Grammar Girl's Guide to the English Language
Republished with the original content and images used from 1996-2000
Style mavens lament the lost art of language
Tues., Jan. 6, 1998
FINAL EDITION
Section: LIFE
Page 10D
From the crow's nest of academia, Don Taylor views grammar as the Pequod, the doomed whaling ship in Moby Dick.
Call him the Ishmael of Language.
He is witness to a discipline tempest-tossed by television, marooned in the classroom and now being dragged to the bottom by the Internet, the Great White Whale of modern communication.
``Where is the grace of Cicero? The style of Johnson? The delicious prose of Dante?'' laments Taylor, who keeps a watch on words from his home in Wichita, Kan. ``Gone in the frothy scum on the decks of the Pequod.''
Defenders of English mourn a bygone era when readers knew that penguins flock in a colony, cranes congregate in a herd and larks gather in an exultation.

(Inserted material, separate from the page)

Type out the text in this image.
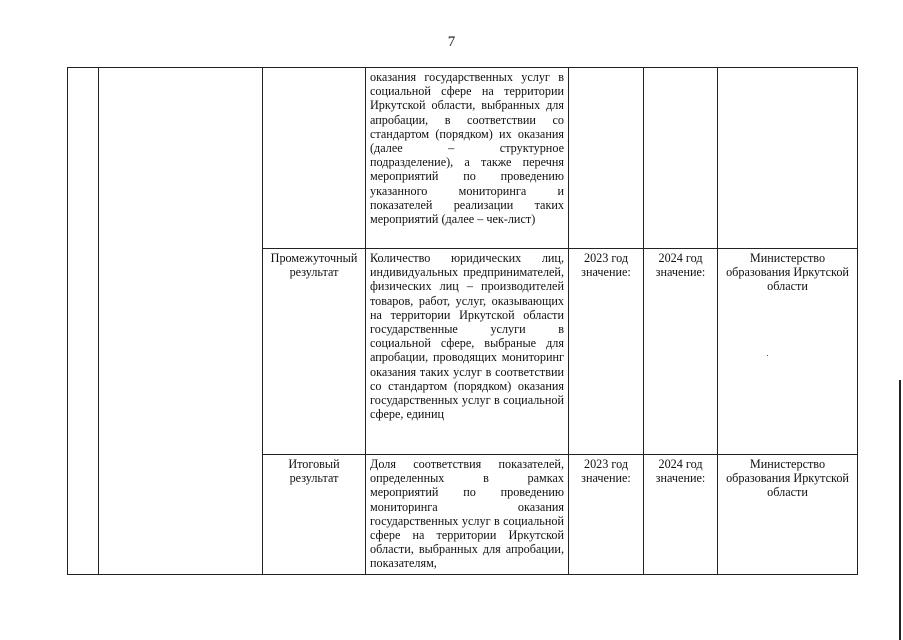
7
			оказания государственных услуг в социальной сфере на территории Иркутской области, выбранных для апробации, в соответствии со стандартом (порядком) их оказания (далее – структурное подразделение), а также перечня мероприятий по проведению указанного мониторинга и показателей реализации таких мероприятий (далее – чек-лист)			
		Промежуточный результат	Количество юридических лиц, индивидуальных предпринимателей, физических лиц – производителей товаров, работ, услуг, оказывающих на территории Иркутской области государственные услуги в социальной сфере, выбраные для апробации, проводящих мониторинг оказания таких услуг в соответствии со стандартом (порядком) оказания государственных услуг в социальной сфере, единиц	2023 год значение:	2024 год значение:	Министерство образования Иркутской области
		Итоговый результат	Доля соответствия показателей, определенных в рамках мероприятий по проведению мониторинга оказания государственных услуг в социальной сфере на территории Иркутской области, выбранных для апробации, показателям,	2023 год значение:	2024 год значение:	Министерство образования Иркутской области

``I remember distinctly doing adverb clauses and adjective clauses,'' says Mary Anne Jameson, a high school English teacher from Cocoa, Fla. ``All that went out in the '60s, when everyone was doing his own thing.''
Alas, fewer people read the classics these days. They watch television instead.
What they hear is terrifying.
For example, a news anchor in the Midwest recently described an automobile accident in which a man was killed and his wife survived. The newsman solemnly intoned: ``The man died leaving she and the young son to grieve for him.''
Once again, Taylor felt the stinging froth from the Pequod's bloodied decks.
``AAAArgh!'' laments the retiree with a Ph.D. in English literature. ``No wonder kids are having problems with grammar.''
The newsman, were he grammatically vigilant, would have said: ``The man died leaving her and the young son to grieve for him.''
Taylor and his ilk bristle at the young woman on the Tylenol Sinus commercial who chirps about an upcoming outing: ``We do it every year, just Dad and me.''
``Dad and I!'' the Grammar Police exclaim. ``Dad and I!''
Even the watchdogs of language throw a bone to those who uphold English. Taylor and his friends laud Internet sites that are grammatically flawless, such as the U.S. Navy's Web page on the structure and operation of submarines (www.csg9.trfb.navy.mil/html/ssbn.htm).
Those who harpoon the Internet will be happy to learn that the grammar lifeboats have been launched. Among those providing guidance to the linguistically lost at sea is Grammar Girl, a caped cartoon blonde with a ``G'' on her chest. Her grammatically correct comrades include the august Lydbury English Centre; the Grammar Queen; and the Grammar and Style Guide.
In terms of proper usage, the Internet itself raises questions. In fact, the Grammar Lady (www.grammarlady.com) received a recent challenge on that front:
Q: Is there an appropriate way to list a Web site in a bibliography?
A: List the address, with only the punctuation needed for complete access to the Web site; the date the author consulted the site is listed in parentheses at the end.